Frente do Etanol

   

Definidas propostas para recuperar setor sucroenergético

IMG_3784Com a participação do ex-ministro da Agricultura, Roberto Rodrigues, a Frente Parlamentar pela Valorização do Setor Sucroenergético (Frente do Etanol), presidida pelo deputado federal Arnaldo Jardim (PPS-SP), e o Fórum Nacional Sucroenergético definiram, na quarta-feira, dia 12, em Brasília, um conjunto de propostas para a recuperação do setor, que enfrenta grave crise com o fechamento de usinas, a redução da produtividade e com preço da gasolina mantido artificialmente pelo governo.

 De acordo com que ficou definido após exposição de Roberto Rodrigues sobre os desafios da produção de etanol no Brasil, as principais propostas para tirar o setor da crise são a retomada da Cide da gasolina; o aumento da mistura de etanol na gasolina até 27,5%; melhoria da eficiência do motor flex no Inovar-Auto e a intensificação do uso da bioeletricidade gerada a partir da queima da palha e do bagaço da cana-de-açúcar.

“Em parceria com as entidades representativas do setor, como a Feplana [Federação dos Plantadores de Cana do Brasil], Orplana [Organização de Planatadores de Cana da Região Centro-Sul do Brasil] e Unica [União da Indústria de Cana de Açúcar], a Frente do Etanol quer contribuir para a superação da crise que atinge indistintamente toda cadeia produtiva e fazer com que o Brasil continue dando exemplo ao mundo produzindo um combustível barato, correto ambientalmente e gerador de emprego e renda”, afirmou Jardim.
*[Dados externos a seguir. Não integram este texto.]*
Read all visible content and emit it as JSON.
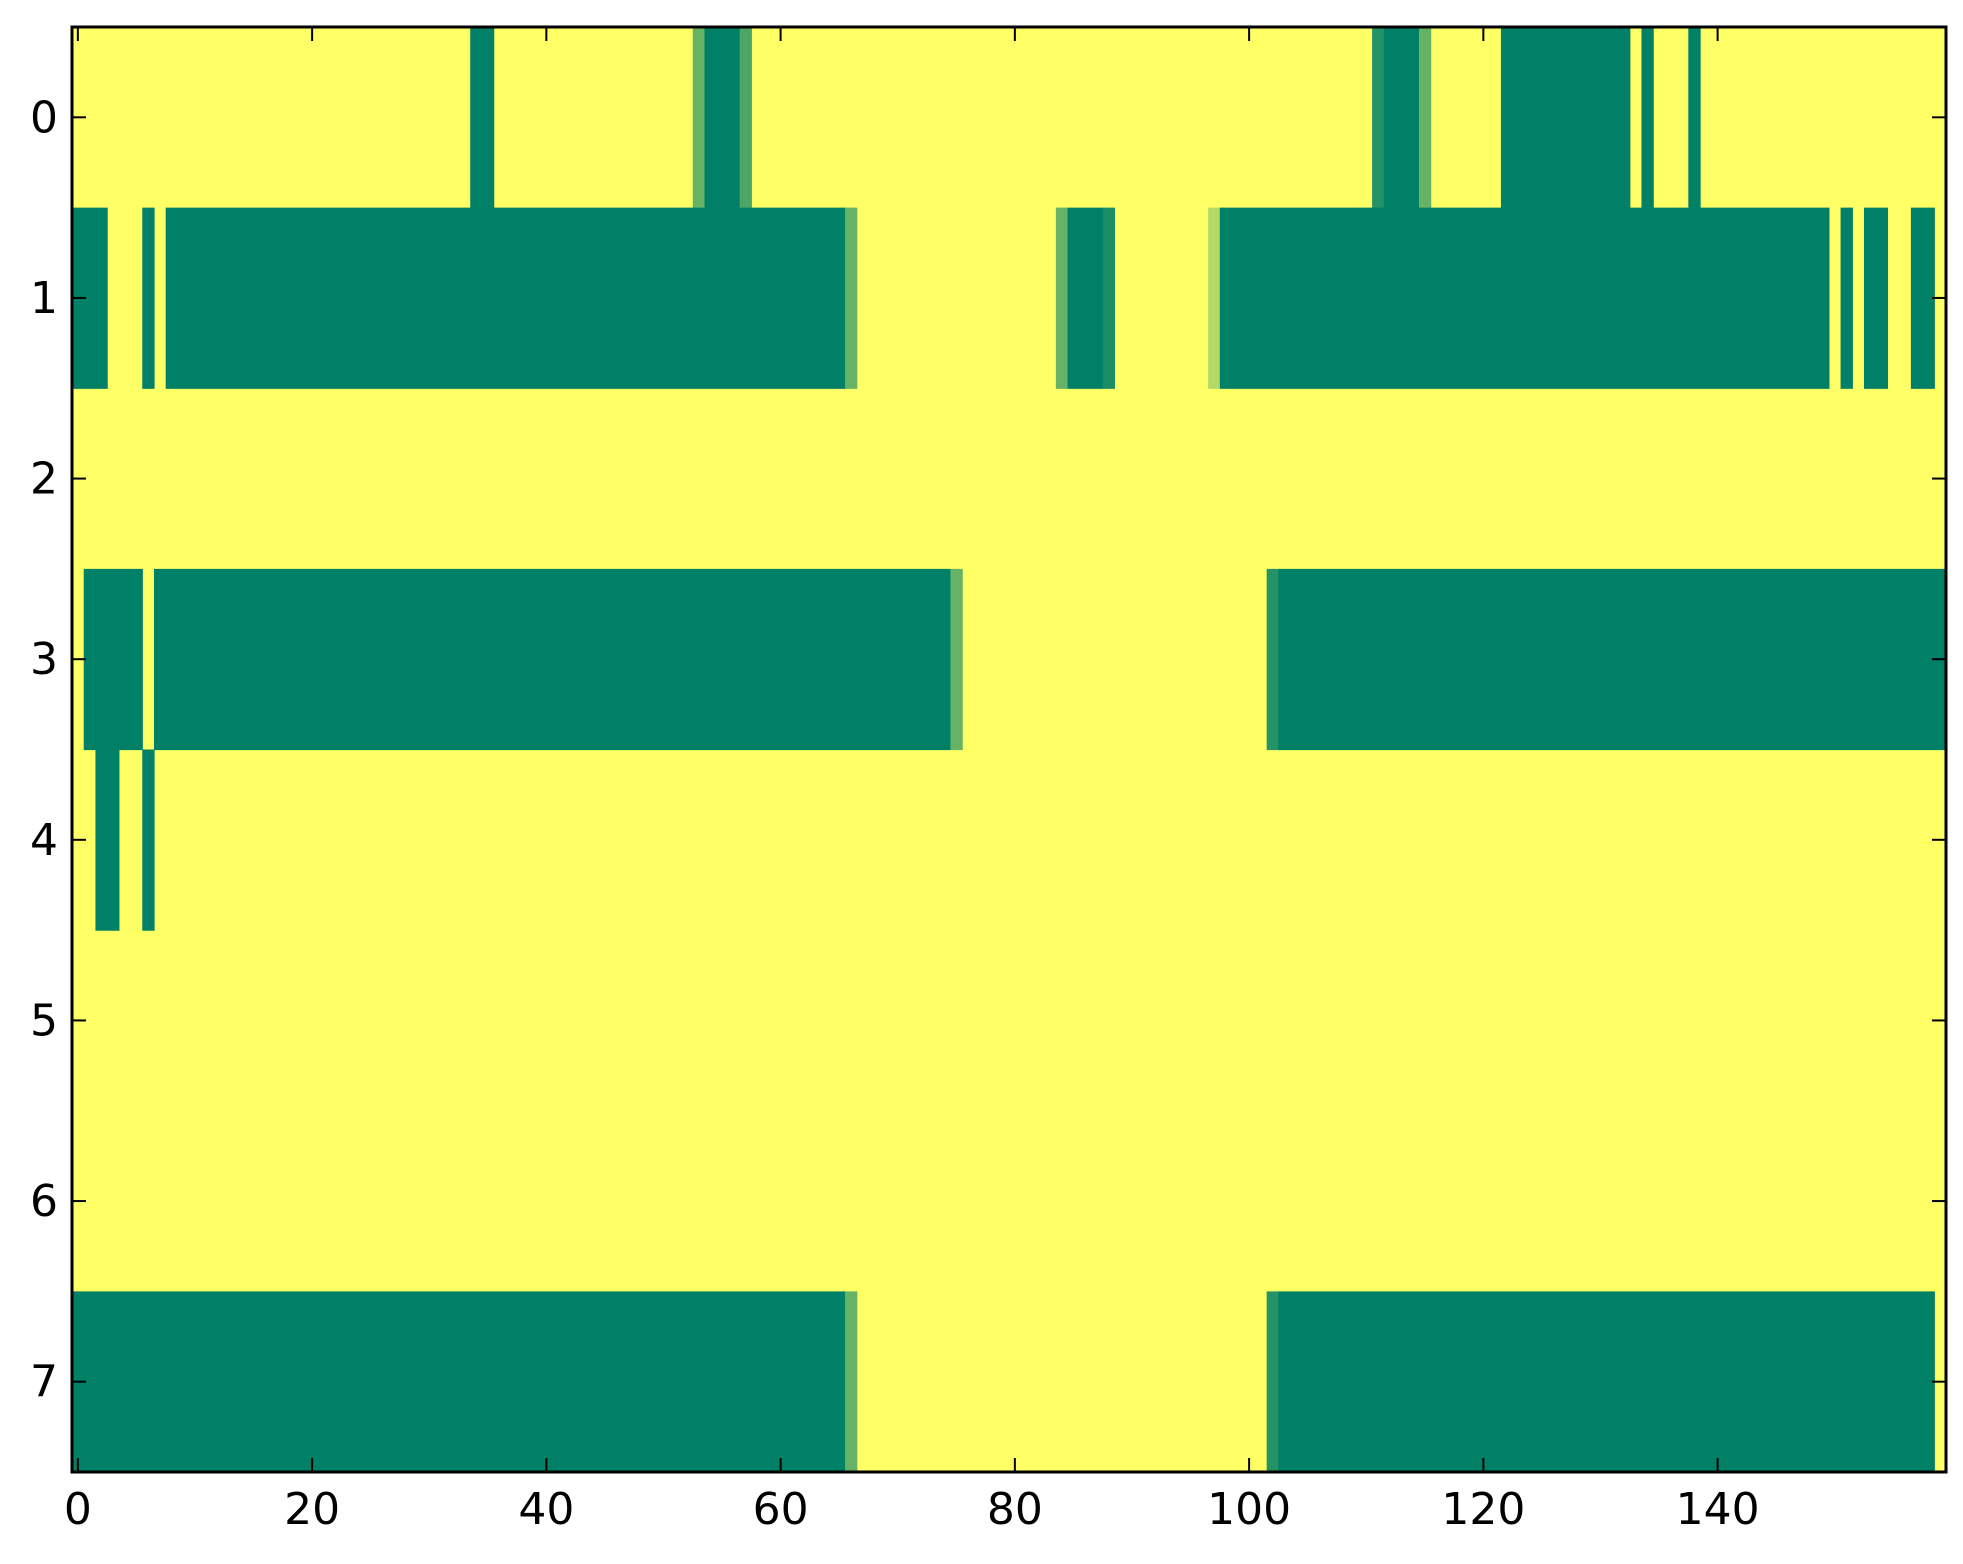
{
  "chart_data": {
    "type": "heatmap",
    "title": "",
    "xlabel": "",
    "ylabel": "",
    "xlim": [
      -0.5,
      159.5
    ],
    "ylim": [
      -0.5,
      7.5
    ],
    "y_inverted": true,
    "n_columns": 160,
    "rows": [
      0,
      1,
      2,
      3,
      4,
      5,
      6,
      7
    ],
    "x_ticks": [
      0,
      20,
      40,
      60,
      80,
      100,
      120,
      140
    ],
    "x_tick_labels": [
      "0",
      "20",
      "40",
      "60",
      "80",
      "100",
      "120",
      "140"
    ],
    "y_ticks": [
      0,
      1,
      2,
      3,
      4,
      5,
      6,
      7
    ],
    "y_tick_labels": [
      "0",
      "1",
      "2",
      "3",
      "4",
      "5",
      "6",
      "7"
    ],
    "colorscale": {
      "low": "#ffff66",
      "high": "#008066"
    },
    "default_value": 0,
    "grid": false,
    "cell_runs": [
      {
        "row": 0,
        "start": 34,
        "end": 35,
        "value": 1
      },
      {
        "row": 0,
        "start": 53,
        "end": 53,
        "value": 0.6
      },
      {
        "row": 0,
        "start": 54,
        "end": 56,
        "value": 1
      },
      {
        "row": 0,
        "start": 57,
        "end": 57,
        "value": 0.7
      },
      {
        "row": 0,
        "start": 111,
        "end": 111,
        "value": 0.85
      },
      {
        "row": 0,
        "start": 112,
        "end": 114,
        "value": 1
      },
      {
        "row": 0,
        "start": 115,
        "end": 115,
        "value": 0.6
      },
      {
        "row": 0,
        "start": 122,
        "end": 132,
        "value": 1
      },
      {
        "row": 0,
        "start": 134,
        "end": 134,
        "value": 1
      },
      {
        "row": 0,
        "start": 138,
        "end": 138,
        "value": 1
      },
      {
        "row": 1,
        "start": 0,
        "end": 2,
        "value": 1
      },
      {
        "row": 1,
        "start": 6,
        "end": 6,
        "value": 1
      },
      {
        "row": 1,
        "start": 8,
        "end": 65,
        "value": 1
      },
      {
        "row": 1,
        "start": 66,
        "end": 66,
        "value": 0.6
      },
      {
        "row": 1,
        "start": 84,
        "end": 84,
        "value": 0.6
      },
      {
        "row": 1,
        "start": 85,
        "end": 87,
        "value": 1
      },
      {
        "row": 1,
        "start": 88,
        "end": 88,
        "value": 0.9
      },
      {
        "row": 1,
        "start": 97,
        "end": 97,
        "value": 0.3
      },
      {
        "row": 1,
        "start": 98,
        "end": 149,
        "value": 1
      },
      {
        "row": 1,
        "start": 151,
        "end": 151,
        "value": 1
      },
      {
        "row": 1,
        "start": 153,
        "end": 154,
        "value": 1
      },
      {
        "row": 1,
        "start": 157,
        "end": 158,
        "value": 1
      },
      {
        "row": 3,
        "start": 1,
        "end": 5,
        "value": 1
      },
      {
        "row": 3,
        "start": 7,
        "end": 74,
        "value": 1
      },
      {
        "row": 3,
        "start": 75,
        "end": 75,
        "value": 0.6
      },
      {
        "row": 3,
        "start": 102,
        "end": 102,
        "value": 0.85
      },
      {
        "row": 3,
        "start": 103,
        "end": 159,
        "value": 1
      },
      {
        "row": 4,
        "start": 2,
        "end": 3,
        "value": 1
      },
      {
        "row": 4,
        "start": 6,
        "end": 6,
        "value": 1
      },
      {
        "row": 7,
        "start": 0,
        "end": 65,
        "value": 1
      },
      {
        "row": 7,
        "start": 66,
        "end": 66,
        "value": 0.6
      },
      {
        "row": 7,
        "start": 102,
        "end": 102,
        "value": 0.85
      },
      {
        "row": 7,
        "start": 103,
        "end": 158,
        "value": 1
      }
    ]
  }
}
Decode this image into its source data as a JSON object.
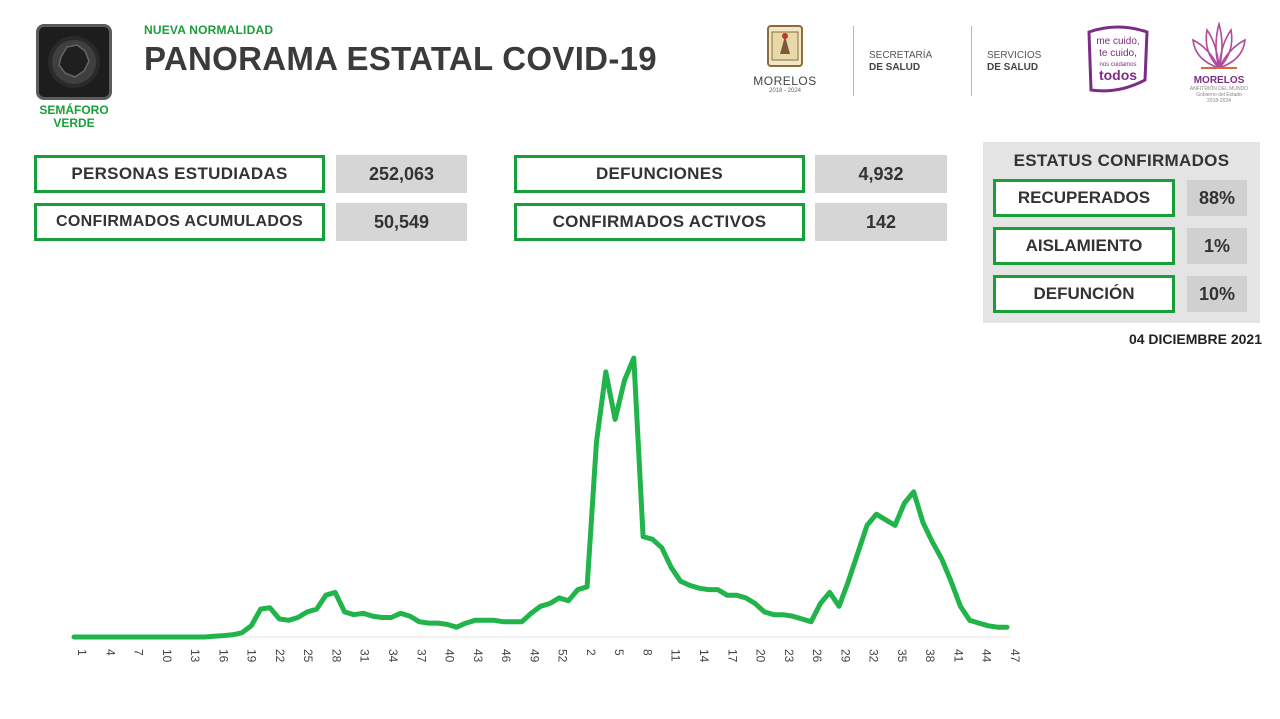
{
  "header": {
    "semaforo_label_1": "SEMÁFORO",
    "semaforo_label_2": "VERDE",
    "subtitle": "NUEVA NORMALIDAD",
    "title": "PANORAMA ESTATAL COVID-19",
    "logos": {
      "morelos_name": "MORELOS",
      "morelos_years": "2018 - 2024",
      "secretaria_line1": "SECRETARÍA",
      "secretaria_line2": "DE SALUD",
      "servicios_line1": "SERVICIOS",
      "servicios_line2": "DE SALUD",
      "todos_line1": "me cuido,",
      "todos_line2": "te cuido,",
      "todos_line3": "nos cuidamos",
      "todos_line4": "todos",
      "flor_name": "MORELOS",
      "flor_tag1": "ANFITRIÓN DEL MUNDO",
      "flor_tag2": "Gobierno del Estado",
      "flor_tag3": "2018-2024"
    }
  },
  "stats": {
    "personas_estudiadas_label": "PERSONAS ESTUDIADAS",
    "personas_estudiadas_value": "252,063",
    "confirmados_acumulados_label": "CONFIRMADOS ACUMULADOS",
    "confirmados_acumulados_value": "50,549",
    "defunciones_label": "DEFUNCIONES",
    "defunciones_value": "4,932",
    "confirmados_activos_label": "CONFIRMADOS ACTIVOS",
    "confirmados_activos_value": "142"
  },
  "estatus": {
    "title": "ESTATUS CONFIRMADOS",
    "recuperados_label": "RECUPERADOS",
    "recuperados_value": "88%",
    "aislamiento_label": "AISLAMIENTO",
    "aislamiento_value": "1%",
    "defuncion_label": "DEFUNCIÓN",
    "defuncion_value": "10%"
  },
  "report_date": "04 DICIEMBRE 2021",
  "colors": {
    "accent_green": "#1a9e3a",
    "line_green": "#21b44b",
    "value_box_gray": "#d6d6d6",
    "panel_gray": "#e4e4e4",
    "brand_purple": "#7b2d84"
  },
  "chart_data": {
    "type": "line",
    "title": "",
    "xlabel": "",
    "ylabel": "",
    "grid": false,
    "legend": "none",
    "x_tick_labels": [
      "1",
      "4",
      "7",
      "10",
      "13",
      "16",
      "19",
      "22",
      "25",
      "28",
      "31",
      "34",
      "37",
      "40",
      "43",
      "46",
      "49",
      "52",
      "2",
      "5",
      "8",
      "11",
      "14",
      "17",
      "20",
      "23",
      "26",
      "29",
      "32",
      "35",
      "38",
      "41",
      "44",
      "47"
    ],
    "ylim": [
      0,
      100
    ],
    "series": [
      {
        "values": [
          0,
          0,
          0,
          0,
          0,
          0,
          0,
          0,
          0,
          0,
          0,
          0,
          0,
          0,
          0,
          0.3,
          0.5,
          0.8,
          1.5,
          4,
          10,
          10.5,
          6.5,
          6,
          7,
          9,
          10,
          15,
          16,
          9,
          8,
          8.5,
          7.5,
          7,
          7,
          8.5,
          7.5,
          5.5,
          5,
          5,
          4.5,
          3.5,
          5,
          6,
          6,
          6,
          5.5,
          5.5,
          5.5,
          8.5,
          11,
          12,
          14,
          13,
          17,
          18,
          70,
          95,
          78,
          92,
          100,
          36,
          35,
          32,
          25,
          20,
          18.5,
          17.5,
          17,
          17,
          15,
          15,
          14,
          12,
          9,
          8,
          8,
          7.5,
          6.5,
          5.5,
          12,
          16,
          11,
          20,
          30,
          40,
          44,
          42,
          40,
          48,
          52,
          41,
          34,
          28,
          20,
          11,
          6,
          5,
          4,
          3.5,
          3.5
        ]
      }
    ]
  }
}
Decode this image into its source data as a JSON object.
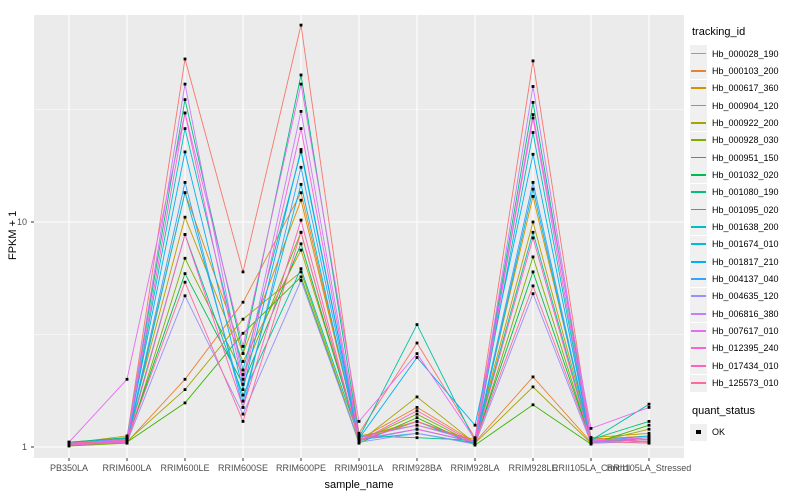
{
  "chart_data": {
    "type": "line",
    "xlabel": "sample_name",
    "ylabel": "FPKM + 1",
    "y_scale": "log10",
    "y_ticks": [
      1,
      10
    ],
    "y_minor_ticks": [
      3.162,
      31.62
    ],
    "ylim": [
      0.9,
      83
    ],
    "grid": "on",
    "panel_bg": "#EBEBEB",
    "grid_color": "#FFFFFF",
    "point_color": "#000000",
    "legend_position": "right",
    "legend_title": "tracking_id",
    "categories": [
      "PB350LA",
      "RRIM600LA",
      "RRIM600LE",
      "RRIM600SE",
      "RRIM600PE",
      "RRIM901LA",
      "RRIM928BA",
      "RRIM928LA",
      "RRIM928LE",
      "RRII105LA_Control",
      "RRII105LA_Stressed"
    ],
    "series": [
      {
        "name": "Hb_000028_190",
        "color": "#F8766D",
        "values": [
          1.05,
          1.1,
          53,
          6.0,
          75,
          1.15,
          2.9,
          1.1,
          52,
          1.1,
          1.05
        ]
      },
      {
        "name": "Hb_000103_200",
        "color": "#EA8331",
        "values": [
          1.02,
          1.05,
          2.0,
          4.4,
          13.5,
          1.08,
          1.5,
          1.05,
          2.05,
          1.05,
          1.08
        ]
      },
      {
        "name": "Hb_000617_360",
        "color": "#D89000",
        "values": [
          1.03,
          1.08,
          13.5,
          2.6,
          12.5,
          1.1,
          1.3,
          1.06,
          13.0,
          1.08,
          1.12
        ]
      },
      {
        "name": "Hb_000904_120",
        "color": "#C09B00",
        "values": [
          1.04,
          1.12,
          10.5,
          2.4,
          7.5,
          1.12,
          1.25,
          1.08,
          10.0,
          1.1,
          1.15
        ]
      },
      {
        "name": "Hb_000922_200",
        "color": "#A3A500",
        "values": [
          1.02,
          1.06,
          1.8,
          3.7,
          6.0,
          1.05,
          1.67,
          1.04,
          1.85,
          1.04,
          1.2
        ]
      },
      {
        "name": "Hb_000928_030",
        "color": "#7CAE00",
        "values": [
          1.01,
          1.04,
          6.9,
          2.1,
          9.0,
          1.06,
          1.4,
          1.03,
          7.0,
          1.05,
          1.1
        ]
      },
      {
        "name": "Hb_000951_150",
        "color": "#39B600",
        "values": [
          1.02,
          1.05,
          1.57,
          3.2,
          5.7,
          1.04,
          1.35,
          1.02,
          1.54,
          1.03,
          1.25
        ]
      },
      {
        "name": "Hb_001032_020",
        "color": "#00BB4E",
        "values": [
          1.03,
          1.07,
          5.9,
          1.9,
          8.0,
          1.08,
          1.2,
          1.05,
          6.0,
          1.06,
          1.08
        ]
      },
      {
        "name": "Hb_001080_190",
        "color": "#00BF7D",
        "values": [
          1.05,
          1.1,
          35,
          2.6,
          45,
          1.12,
          1.1,
          1.07,
          34,
          1.08,
          1.3
        ]
      },
      {
        "name": "Hb_001095_020",
        "color": "#00C1A3",
        "values": [
          1.04,
          1.08,
          8.8,
          1.7,
          6.2,
          1.1,
          3.5,
          1.06,
          9.0,
          1.07,
          1.55
        ]
      },
      {
        "name": "Hb_001638_200",
        "color": "#00BFC4",
        "values": [
          1.03,
          1.06,
          26,
          2.2,
          20.5,
          1.08,
          1.15,
          1.04,
          25,
          1.05,
          1.1
        ]
      },
      {
        "name": "Hb_001674_010",
        "color": "#00BAE0",
        "values": [
          1.02,
          1.05,
          13.5,
          1.6,
          14.7,
          1.06,
          1.3,
          1.03,
          14,
          1.04,
          1.06
        ]
      },
      {
        "name": "Hb_001817_210",
        "color": "#00B0F6",
        "values": [
          1.04,
          1.09,
          20.5,
          1.8,
          21,
          1.09,
          2.5,
          1.25,
          20,
          1.06,
          1.12
        ]
      },
      {
        "name": "Hb_004137_040",
        "color": "#35A2FF",
        "values": [
          1.03,
          1.07,
          15,
          1.5,
          17.5,
          1.07,
          1.2,
          1.05,
          15,
          1.05,
          1.08
        ]
      },
      {
        "name": "Hb_004635_120",
        "color": "#9590FF",
        "values": [
          1.02,
          1.05,
          4.7,
          1.4,
          5.5,
          1.05,
          1.15,
          1.03,
          4.8,
          1.04,
          1.06
        ]
      },
      {
        "name": "Hb_006816_380",
        "color": "#C77CFF",
        "values": [
          1.04,
          1.08,
          41,
          2.0,
          31,
          1.1,
          1.25,
          1.06,
          40,
          1.07,
          1.1
        ]
      },
      {
        "name": "Hb_007617_010",
        "color": "#E76BF3",
        "values": [
          1.05,
          2.0,
          30.5,
          2.8,
          41,
          1.3,
          2.6,
          1.08,
          30,
          1.21,
          1.5
        ]
      },
      {
        "name": "Hb_012395_240",
        "color": "#FA62DB",
        "values": [
          1.03,
          1.06,
          30.5,
          1.9,
          26,
          1.08,
          1.2,
          1.05,
          29,
          1.06,
          1.1
        ]
      },
      {
        "name": "Hb_017434_010",
        "color": "#FF62BC",
        "values": [
          1.02,
          1.05,
          8.8,
          1.5,
          10.2,
          1.06,
          1.45,
          1.04,
          8.5,
          1.05,
          1.08
        ]
      },
      {
        "name": "Hb_125573_010",
        "color": "#FF6A98",
        "values": [
          1.04,
          1.07,
          5.4,
          1.3,
          9.0,
          1.07,
          1.3,
          1.05,
          5.2,
          1.06,
          1.04
        ]
      }
    ],
    "quant_legend": {
      "title": "quant_status",
      "items": [
        {
          "label": "OK",
          "shape": "filled-square",
          "color": "#000000"
        }
      ]
    }
  }
}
 Ele disse que o governo federal não pode mais continuar ignorando as dificuldades enfrentadas pelos produtores de etanol. “O governo precisa mudar sua postura porque o fechamento de 40 usinas nos últimos três anos significa menos empregos, menor arrecadação de impostos e a necessidade constante de importação de gasolina”, cobrou o parlamentar do PPS.

 Diálogo

 André Rocha, coordenador do Fórum Nacional Sucroenergético e presidente-executivo do Sifaeg/Sifaçúcar, disse que uma das saídas para enfrentar o desequilíbrio no setor é a intensificação do diálogo com o governo, sobretudo com os ministérios de Minas e Energia, Agricultura e Fazenda. Ele defendeu ainda a regulamentação de dispositivo aprovado na Medida Provisória 613 que prevê desoneração de PIS/Cofins aos produtores de etanol. “O momento do setor é delicado e a solução [para a crise] precisa ser conjunta [envolvendo entidades representativas, produtores e governo] a fim de somarmos esforços”, conclamou Rocha.

“Burrice”

 O ex-ministro da agricultura Roberto Rodrigues considerou “burrice e falta de patriotismo” o descaso do governo com a produção etanol no país. Para ele, a retomada do programa depende de acordo “dentro do próprio governo”, da união do setor e de entendimento entre o Executivo e produtores.

Como alternativas para o setor sucroenergético retomar o desempenho de antes da crise, Rodrigues apontou a recriação da Cide; o fortalecimento do Inovar-Autor para motores flex; a recuperação da indústria de máquinas e equipamentos; investimentos em tecnologia; cogeração de energia do bagaço da cana e a segunda geração do etanol.

 Parlamentares

 O encontro registrou a presença de 20 parlamentares: Rubens Bueno (PPS-PR), Alexandre Toledo (PSB-AL), Gabriel Guimarães (PT-MG), Mendes Thame (PSDB-SP); Roberto Dorner (PSD-MT), Junji Abe (PSD-SP), Carlos Zarattini (PT-SP), Eduardo Sciarra (PSD-SP), Reinaldo Azambuja (PSDB-MT), Geraldo Resende (PMDB-MS), Nilson Leitão (PSDB-MT), Marcos Montes (PSD-MG), Betinho Rosado (PP-RN), Odair Cunha (PT-MG), Eliene Lima (PSD-MT), Danilo Forte (PMDB-CE), Osmar Serraglio (PMDB-PR), Raimundo Gomes de Matos (PSDB-CE), Newton Lima (PT-SP) e Arnaldo Jardim (PPS-SP). A secretária de Agricultura de São Paulo, Mônika Bergamaschi, também participou da reunião.